“LEGISLATIVE immunity is not limited to individual legislators,” the House Committee on Judiciary and Governmental Operations legal counsels Joseph L.G. Taijeron and Brendan Layde said in response to Gov. Ralph DLG Torres’ opposition to the JGO’s motion to dismiss his lawsuit.
Torres through his legal counsel Gil Birnbrich and the Banes Horey Berman & Miller law firm has asked the Superior Court to find the subpoena issued by the legislative committee invalid and unlawful.
The House legal counsels said legislative immunity attaches to the JGO as a body, not just its constituent members.
“The case law on legislative immunity, under both the common law and the Speech and Debate Clauses of various U.S.-affiliated jurisdictions’ constitutions, does not support the Governor’s assertion that it is limited to individual legislators. Nor would the policy interest of legislative immunity be well-served if it could be so easily circumvented,” Taijeron and Layde said.
They said policy interest served by the legislative immunity clause would be defeated if plaintiffs could circumvent it simply by changing the case caption.
“As the governor would have it, the seven legislators of the JGO lose their legislative immunity when they are aggregated into the committee. But seven times one is seven, not zero. If plaintiffs ‘Ralph Deleon Guerrero Torres in his official capacity as governor of the Commonwealth’ and ‘the Office of the Governor’ had sought injunctions against members of the committee to enjoin them individually from enforcing the subpoena, the governor concedes legislative immunity would attach. Such immunity would be meaningless if it could be rendered a nullity simply by naming the JGO committee as a body instead,” the House legal counsels said.
Citing a previous local ruling, they said the issue has already been litigated in the Commonwealth. “The Fifth Commonwealth Legislature was a named defendant as a body in the Millard case.
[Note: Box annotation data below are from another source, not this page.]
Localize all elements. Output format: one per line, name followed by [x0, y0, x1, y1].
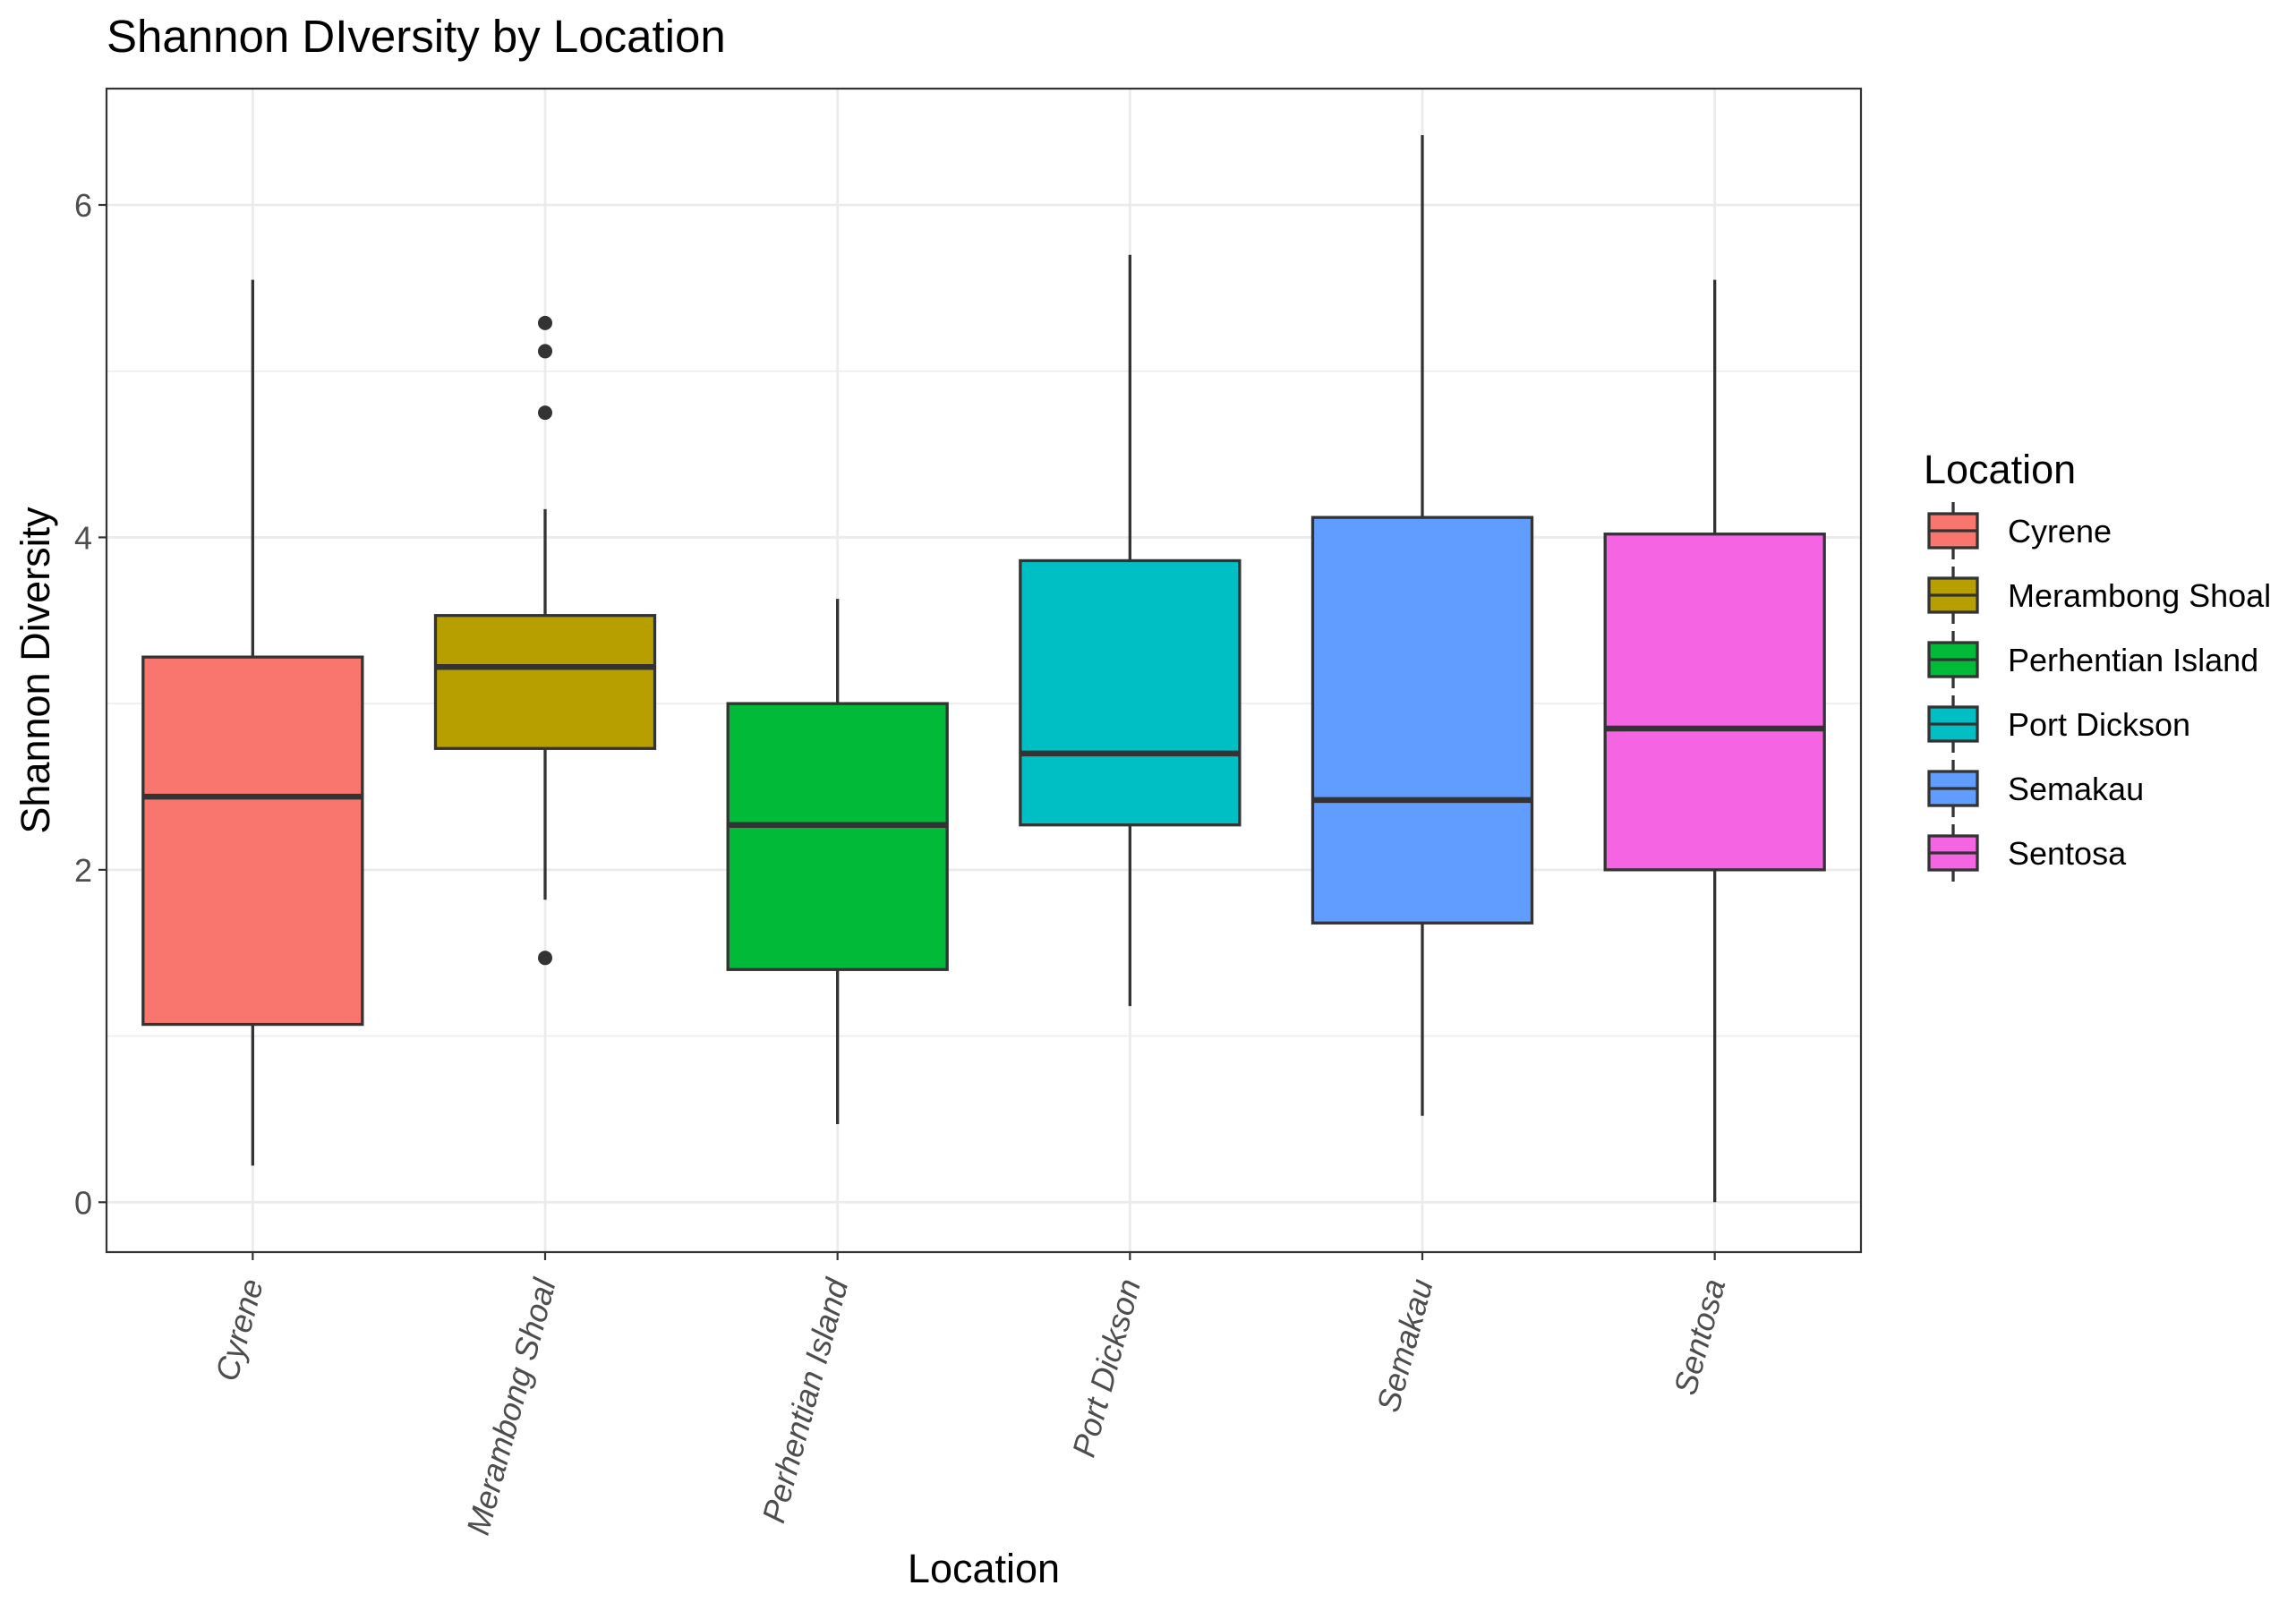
box-sentosa [1603, 279, 1826, 1203]
y-tick-label: 0 [74, 1184, 92, 1221]
x-tick-label: Port Dickson [1065, 1274, 1148, 1461]
panel-background [107, 89, 1861, 1252]
outlier-point [538, 950, 552, 966]
x-tick-label: Sentosa [1667, 1274, 1733, 1398]
box-semakau [1310, 135, 1534, 1116]
iqr-box [1310, 516, 1534, 925]
outlier-point [538, 405, 552, 421]
boxes-layer [141, 135, 1826, 1203]
y-axis-title: Shannon Diversity [13, 507, 58, 834]
legend-item-cyrene: Cyrene [1927, 502, 2112, 559]
y-tick-label: 6 [74, 187, 92, 224]
x-tick-label: Cyrene [208, 1274, 270, 1385]
legend-items: Cyrene Merambong Shoal Perhentian Island Po… [1927, 502, 2271, 882]
panel-border [105, 87, 1863, 1254]
legend-item-sentosa: Sentosa [1927, 824, 2127, 882]
chart-title: Shannon DIversity by Location [107, 11, 726, 62]
legend-item-merambong-shoal: Merambong Shoal [1927, 567, 2271, 624]
legend: Location Cyrene Merambong Shoal Perhentian… [1924, 447, 2271, 882]
legend-label: Perhentian Island [2008, 642, 2258, 678]
iqr-box [726, 702, 949, 971]
x-axis: Cyrene Merambong Shoal Perhentian Island Po… [208, 1252, 1732, 1539]
x-tick-label: Semakau [1370, 1274, 1440, 1416]
iqr-box [433, 614, 657, 750]
legend-item-perhentian-island: Perhentian Island [1927, 631, 2258, 688]
y-tick-label: 2 [74, 852, 92, 889]
legend-label: Cyrene [2008, 513, 2112, 550]
legend-label: Sentosa [2008, 835, 2127, 872]
x-tick-label: Perhentian Island [755, 1274, 855, 1527]
outlier-point [538, 344, 552, 359]
iqr-box [1603, 533, 1826, 872]
legend-item-semakau: Semakau [1927, 760, 2144, 817]
box-perhentian-island [726, 599, 949, 1124]
box-port-dickson [1019, 254, 1242, 1007]
legend-label: Port Dickson [2008, 706, 2190, 743]
box-cyrene [141, 279, 364, 1166]
legend-item-port-dickson: Port Dickson [1927, 695, 2190, 753]
outlier-point [538, 315, 552, 330]
legend-label: Merambong Shoal [2008, 577, 2271, 614]
plot-panel [105, 87, 1863, 1254]
y-axis: 0 2 4 6 [74, 187, 107, 1221]
x-axis-title: Location [908, 1546, 1060, 1591]
x-tick-label: Merambong Shoal [459, 1274, 563, 1539]
y-tick-label: 4 [74, 519, 92, 556]
iqr-box [141, 655, 364, 1027]
legend-title: Location [1924, 447, 2076, 492]
minor-gridlines [107, 370, 1861, 1037]
iqr-box [1019, 558, 1242, 827]
box-merambong-shoal [433, 315, 657, 966]
legend-label: Semakau [2008, 771, 2144, 807]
The plaintiff filed a lawsuit to quash a subpoena by a special committee of the Legislature, and the court granted the Legislature’s motion to dismiss ‘on the ground that the complaint fails to state a cause of action, but also as an affirmation that the Legislature has the power to issue subpoenas in aid of its legislative functions.’ ”
Taijeron and Layde reiterated that the subpoena served on Governor Torres had a valid legislative purpose and asked the court to dismiss the lawsuit.
Torres’s lawyers for their part asked the court to deny the JGO committee’s motion to dismiss.
“The central question is whether a legislative committee, in aid of a purported legislative purpose, has the power to command the chief executive, duly elected by the people of the Commonwealth, to sit before it at the time, date, and place of its choosing, to give testimony on subjects selected by the committee, and remain doing so for as long as the committee desires, with a potential consequence for noncompliance of arrest and detention or criminal prosecution and incarceration,” the governor’s lawyers said.
The Republican governor was found by the Democrat-led House JGO committee in contempt of a legislative subpoena for refusing to appear before the panel which was investigating his public expenditures.
On Dec. 16, 2021, CNMI Supreme Court Chief Justice Alexandro C. Castro appointed former Judge Timothy H. Bellas to be the judge pro tempore in the governor’s lawsuit after Superior Court Presiding Judge Roberto C. Naraja, Associate Judges Wesley Bogdan, Kenneth Govendo, Teresa Kim-Tenorio and Joseph N. Camacho recused themselves from the case.
Pro Tempore Judge Timothy Bellas has scheduled a hearing for March 31 at 9 a.m.